Reflexões diante da sentença DOMA sobre o casamento gay nos Estados Unidos

O reconhecimento da igualdade entre o casamento gay e o casamento formado pela união entre um homem e uma mulher, decidido esta semana pela Suprema Corte dos Estados Unidos, é uma notícia que afeta o fundamento da família no mundo inteiro, dada a importância e a difusão mundial da decisão americana.

A família (paternidade e maternidade) não pode ter como membros duas pessoas do mesmo sexo. A família é uma comunidade de amor aberta à procriação.
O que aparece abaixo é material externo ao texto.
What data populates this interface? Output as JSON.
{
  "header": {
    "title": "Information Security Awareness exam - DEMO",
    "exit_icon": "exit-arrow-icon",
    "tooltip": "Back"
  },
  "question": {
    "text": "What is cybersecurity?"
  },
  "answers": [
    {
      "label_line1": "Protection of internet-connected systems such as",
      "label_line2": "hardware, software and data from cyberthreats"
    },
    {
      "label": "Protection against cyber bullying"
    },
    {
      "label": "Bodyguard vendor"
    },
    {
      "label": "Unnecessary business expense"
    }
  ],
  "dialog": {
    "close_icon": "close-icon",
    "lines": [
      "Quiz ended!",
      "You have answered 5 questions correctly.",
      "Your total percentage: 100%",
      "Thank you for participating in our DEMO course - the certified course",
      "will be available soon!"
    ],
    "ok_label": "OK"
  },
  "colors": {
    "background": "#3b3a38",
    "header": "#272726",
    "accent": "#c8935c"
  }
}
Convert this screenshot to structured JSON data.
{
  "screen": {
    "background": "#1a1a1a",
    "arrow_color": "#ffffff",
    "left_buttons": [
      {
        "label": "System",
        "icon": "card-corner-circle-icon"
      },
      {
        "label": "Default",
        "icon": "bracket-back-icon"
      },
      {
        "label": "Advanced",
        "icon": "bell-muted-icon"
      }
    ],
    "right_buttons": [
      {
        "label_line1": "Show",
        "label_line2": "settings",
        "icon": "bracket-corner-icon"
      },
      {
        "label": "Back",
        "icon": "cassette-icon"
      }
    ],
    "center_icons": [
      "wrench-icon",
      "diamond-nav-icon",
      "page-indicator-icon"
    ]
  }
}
As pessoas do mesmo sexo poderão se amar, mas nunca poderão procriar – daí que a paternidade e a maternidade nunca existirão neste contexto, do ponto de vista natural.

O problema, ou melhor, a miragem que está sendo criada no mundo é que, com base em leis positivas aprovadas pelos diversos parlamentos e por meio de sentenças, acabamos acreditando que modificaremos a antropologia humana, alterando a genética humana, a substância do amor e a própria procriação.
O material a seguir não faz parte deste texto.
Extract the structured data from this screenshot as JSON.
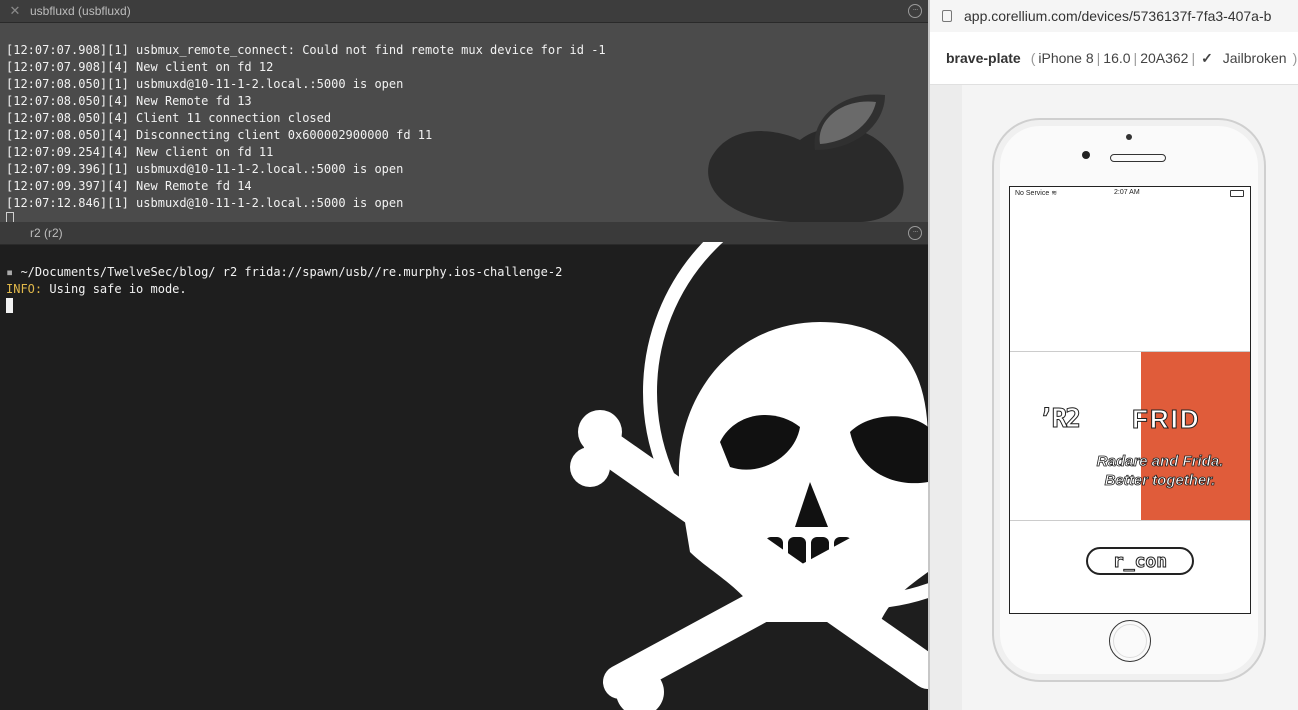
{
  "top_pane": {
    "tab_title": "usbfluxd (usbfluxd)",
    "lines": [
      "[12:07:07.908][1] usbmux_remote_connect: Could not find remote mux device for id -1",
      "[12:07:07.908][4] New client on fd 12",
      "[12:07:08.050][1] usbmuxd@10-11-1-2.local.:5000 is open",
      "[12:07:08.050][4] New Remote fd 13",
      "[12:07:08.050][4] Client 11 connection closed",
      "[12:07:08.050][4] Disconnecting client 0x600002900000 fd 11",
      "[12:07:09.254][4] New client on fd 11",
      "[12:07:09.396][1] usbmuxd@10-11-1-2.local.:5000 is open",
      "[12:07:09.397][4] New Remote fd 14",
      "[12:07:12.846][1] usbmuxd@10-11-1-2.local.:5000 is open"
    ]
  },
  "bottom_pane": {
    "tab_title": "r2 (r2)",
    "prompt": "~/Documents/TwelveSec/blog/ r2 frida://spawn/usb//re.murphy.ios-challenge-2",
    "info_label": "INFO:",
    "info_text": " Using safe io mode."
  },
  "browser": {
    "url": "app.corellium.com/devices/5736137f-7fa3-407a-b",
    "device_name": "brave-plate",
    "model": "iPhone 8",
    "version": "16.0",
    "build": "20A362",
    "jailbroken_label": "Jailbroken"
  },
  "phone": {
    "status_left": "No Service",
    "status_time": "2:07 AM",
    "banner_r2": "’R2",
    "banner_frida": "FRID",
    "tagline_line1": "Radare and Frida.",
    "tagline_line2": "Better together.",
    "rcon_label": "r_con"
  },
  "colors": {
    "info": "#e0b84a",
    "frida_red": "#e05c3a",
    "jailbroken_check": "#2aa84a"
  }
}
O século 21 mudou as leis da família, de maneira que qualquer união entre pessoas do mesmo sexo pode ser considerada "família", e qualquer família, e qualquer mulher pode destruir, apoiada na lei, o filho que carrega no corpo, abrindo horizontes às adolescentes, que podem agir sem autorização dos seus pais, comprando a pílula do dia seguinte.

Isso é considerado "triunfo da civilização", "progresso espetacular" no "reconhecimento dos direitos civis", e até as instituições de saúde pública disponibilizam cirurgias gratuitas de mudança de sexo às pessoas que desejam fazê-lo.

No caso da Espanha, como de muitos outros países, não foi a "Espanha Católica" que aprovou  as leis, mas um governo que tinha a obsessão de eliminar a religião da sociedade, com a imposição de um materialismo prático que facilitasse a existência de uma sociedade sem Deus, que ficaria cada vez mais isolado para aqueles cidadãos, reduto de outras épocas já superadas pela história.

Isso é como a aplicação nietzschiana da "morte de Deus": se Deus morreu, já resolvemos um enorme obstáculo para que o homem chegue à felicidade e à liberdade.

Mas o governo de Zapatero, como muitos outros, tão sectário nos temas religiosos (como é possível que tenha organizado uma "Aliança das Civilizações", ao mesmo tempo em que negava e lutava contra a civilização mais importante, a religiosa?), atolou-se no mau governo e no desastre das medidas econômicas adotadas, até o ponto de ser aconselhado a sair, se não quisesse ver a Espanha no nível em que hoje se encontra a Grécia.

Nem Zapatero – um triste presidente do governo espanhol – nem a Suprema Corte dos Estados Unidos conseguirão, por meio de leis ou outros dispositivos, mudar a constituição da família formada por um homem e por uma mulher.

A antropologia não depende de leis positivas, nem de mutações químicas, mas da lei natural, ou seja, da vontade de quem criou o homem e a mulher: Deus. Talvez construamos outra Torre de Babel, mas, assim como a primeira, o homem nunca chegará a desafiar Deus e acabará destruindo a si mesmo.

As leis não podem ser aplicadas somente sobre a base de uma situação de fato, como no caso da homossexualidade, que sempre existiu no mundo, mas devem servir o ser humano naquilo que o ser humano (homem e mulher) é em seu próprio ser, em sua própria missão e desenvolvimento no mundo.